Ouille ouille ouille! Voilà une randonnée qui vous donne froid dans le dos! Non seulement par le nom de sa destination, mais également par la technique qu’elle demande.

Nous nous sommes récemment rendus au Capu Tafunatu avant de gravir la Paglia Orba. Si l’on entend souvent que le premier est le plus difficile, la seconde est loin d’être facile d’accès…

Après une soirée bien arrosée au col de Vergio (habitude oblige), nous avons pris le chemin du refuge de Ciuttulu di i Mori. La promenade est ravissante et sans difficultés. En à peine une heure, on profite d’une vue magnifique sur le Tafunatu et la Paglia Orba, qui se font face.

Une fois au refuge (à 1991 mètres), les ennuis commencent! Adieux la végétation, bonjour les pierres glissantes. Nous laissons les sacs au col des Maures pour commencer l’ascension du Capu Tafunatu, qui culmine à 2335 mètres. Prudents, nous avançons doucement. Le chemin est abrupt et nous offre quelques frayeurs. L’arrivée dans l’oeil du diable, ainsi nommé par la légende, nous rassure (c’est finit, on escalade plus!) et nous époustoufle!

Le trou du Tafunatu fait pas moins de 35 mètres de large sur une dizaine de haut. Autant vous dire, qu’on se sent tout petit à l’intérieur.

Mais ce n’est pas finit! Il faut repartir si nous voulons rejoindre la Paglia Orba avant l’heure du déjeuner. Encore une frayeur dans la descente et nous récupérons (enfin) les sacs à dos. Pfiou, nous avons réussis sans embuches! Comme dirait Dora l’exploratrice: «C’est gagné, c’est gagné, we did it! Yeah!»

Tranquillement nous suivons donc les cairns en direction de la Paglia. Le chemin s’élève rapidement et commence à devenir difficile d’accès. Nous apercevons les cairns mais il est parfois trop dur de deviner le chemin à emprunter! Quelques moments d’escalades nous offrent de magnifiques panoramas mais… les pieds au bord de la falaise!

Surprise! Sortie de nul part, une mouflonne nous surprend à seulement quelques mètres devant nous. Elle hésite un moment puis escalade la falaise avant de disparaître dans les rochers. Simplement magnifique!

Après quelques efforts nous arrivons au sommet de la Paglia Orba à 2525 mètres d’altitude. La récompense est là! Certainement une des plus belles vues de toute la Corse. Mais nous n’en profiterons que quelques instants. Nous sommes en retard sur l’itinéraire prévu.

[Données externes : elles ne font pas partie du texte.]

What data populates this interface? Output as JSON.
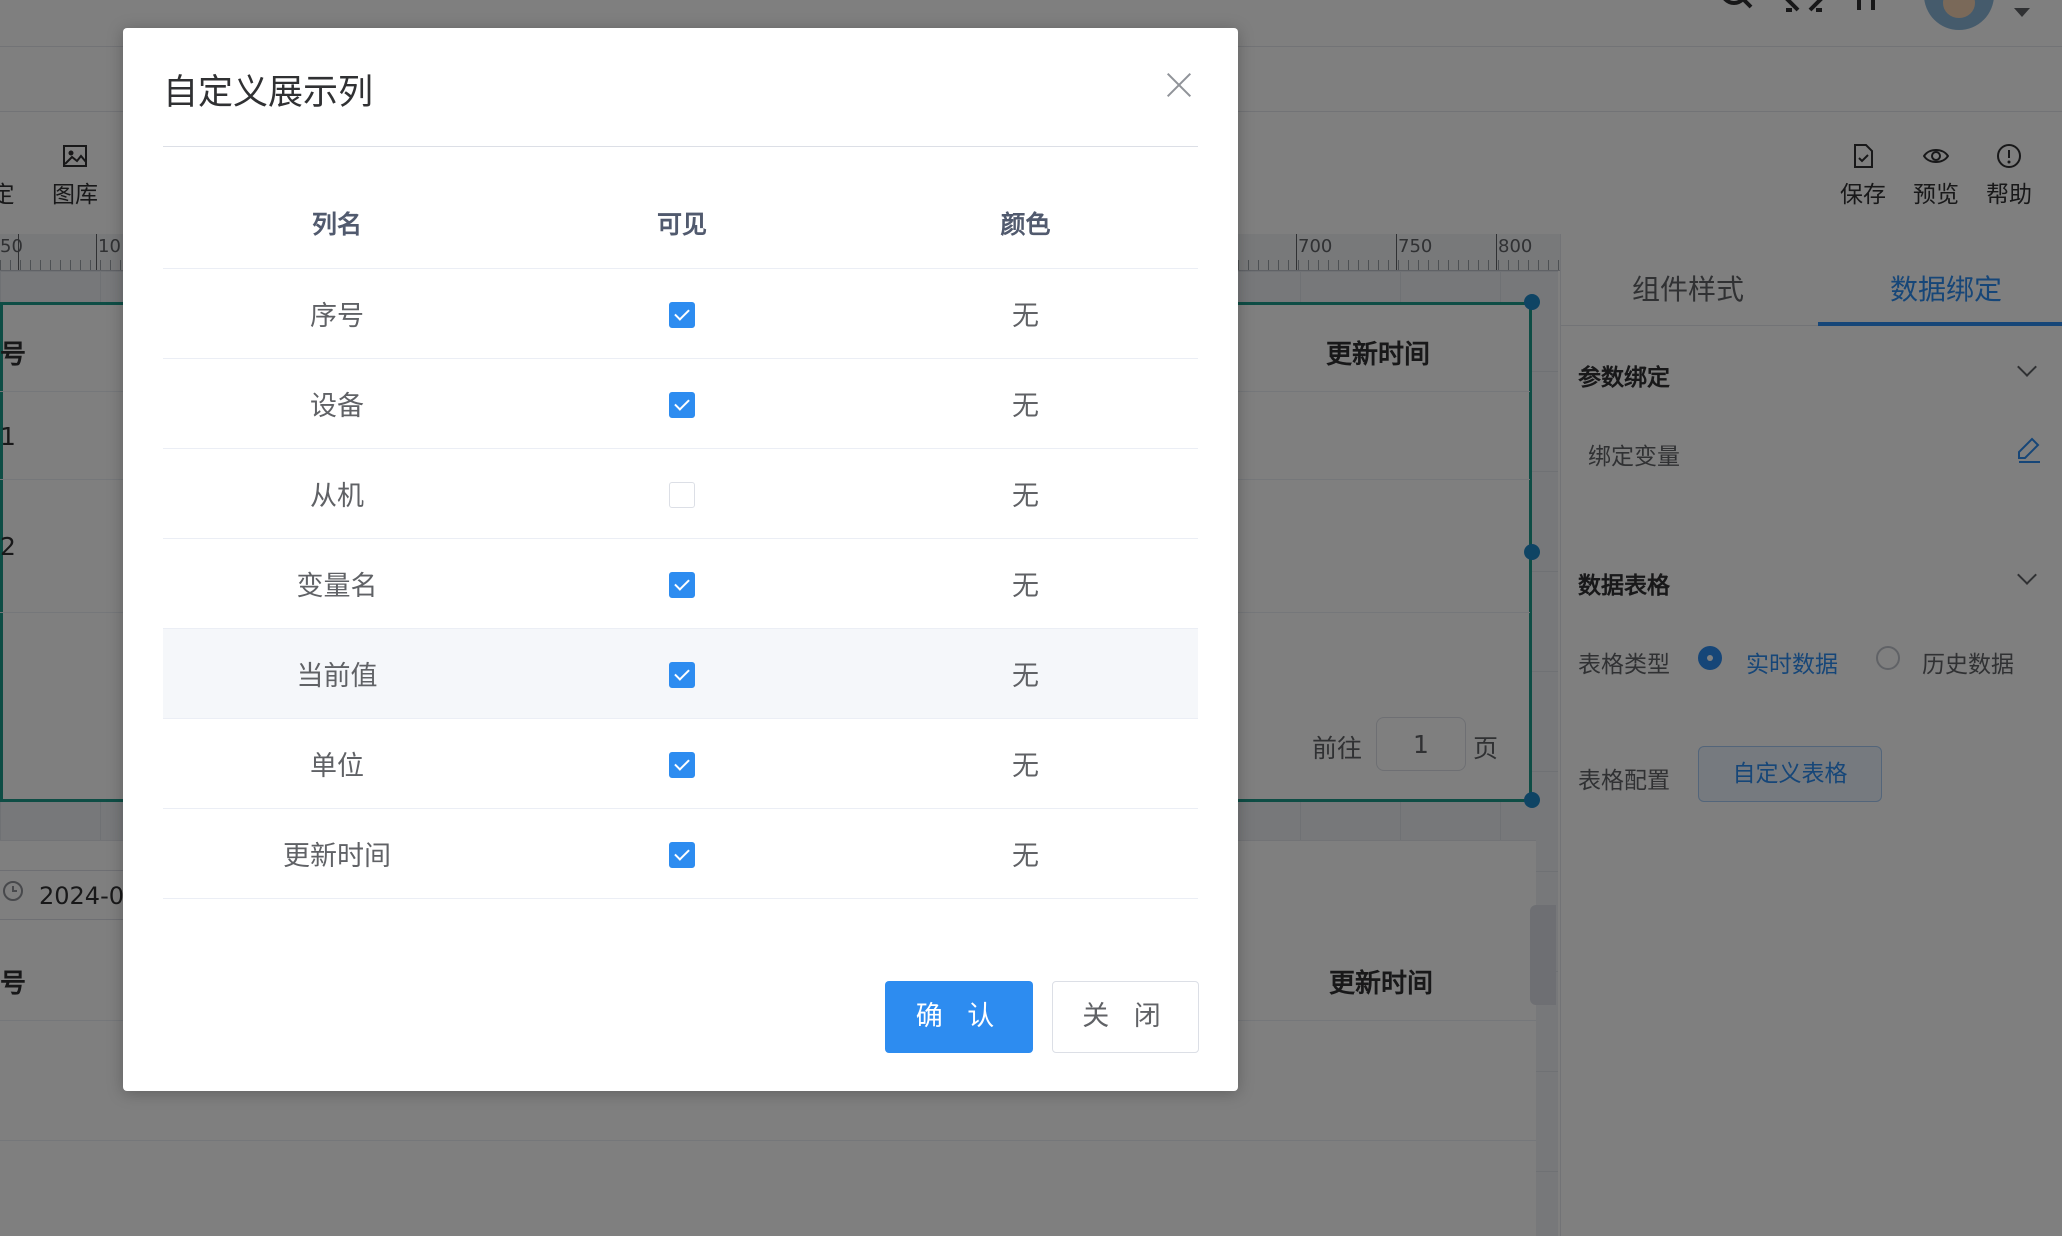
{
  "toolbar": {
    "partial_left_label": "定",
    "gallery_label": "图库",
    "save_label": "保存",
    "preview_label": "预览",
    "help_label": "帮助"
  },
  "ruler": {
    "left_ticks": [
      "50",
      "10"
    ],
    "right_ticks": [
      "700",
      "750",
      "800"
    ]
  },
  "canvas": {
    "table1": {
      "col_partial": "号",
      "col_update_time": "更新时间",
      "row_partial_1": "1",
      "row_partial_2": "2"
    },
    "pager": {
      "goto_label": "前往",
      "page_value": "1",
      "page_suffix": "页"
    },
    "table2": {
      "date_value": "2024-0",
      "col_partial": "号",
      "col_update_time": "更新时间"
    }
  },
  "right_panel": {
    "tabs": [
      {
        "label": "组件样式",
        "active": false
      },
      {
        "label": "数据绑定",
        "active": true
      }
    ],
    "param_section_title": "参数绑定",
    "bind_variable_label": "绑定变量",
    "data_table_section_title": "数据表格",
    "table_type_label": "表格类型",
    "table_type_options": [
      {
        "label": "实时数据",
        "selected": true
      },
      {
        "label": "历史数据",
        "selected": false
      }
    ],
    "table_config_label": "表格配置",
    "custom_table_button": "自定义表格"
  },
  "dialog": {
    "title": "自定义展示列",
    "headers": {
      "name": "列名",
      "visible": "可见",
      "color": "颜色"
    },
    "rows": [
      {
        "name": "序号",
        "visible": true,
        "color": "无"
      },
      {
        "name": "设备",
        "visible": true,
        "color": "无"
      },
      {
        "name": "从机",
        "visible": false,
        "color": "无"
      },
      {
        "name": "变量名",
        "visible": true,
        "color": "无"
      },
      {
        "name": "当前值",
        "visible": true,
        "color": "无"
      },
      {
        "name": "单位",
        "visible": true,
        "color": "无"
      },
      {
        "name": "更新时间",
        "visible": true,
        "color": "无"
      }
    ],
    "confirm_label": "确 认",
    "close_label": "关 闭"
  },
  "colors": {
    "primary": "#2d8cf0",
    "component_border": "#1c9a8a",
    "overlay": "rgba(0,0,0,0.5)"
  }
}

Le temps de manger et de finir la bouteille de rosé et nous voilà repartis en direction du refuge, par un autre itinéraire cette fois-ci, que nous pensons plus simple d’accès.

Que nous pensons seulement… car voilà, un passage nécessite un peu d’escalade à l’aide d’une corde (qui est présente sur place). C’est donc à la force des bras que nous descendons chacun notre tour le long de la paroi dans un goulet… Plus de peur que de mal! Le retour s’est fait tranquillement.

Finalement, nous avons passés une journée exceptionnelle, même si nous avons tous droit à un caleçon tout neuf!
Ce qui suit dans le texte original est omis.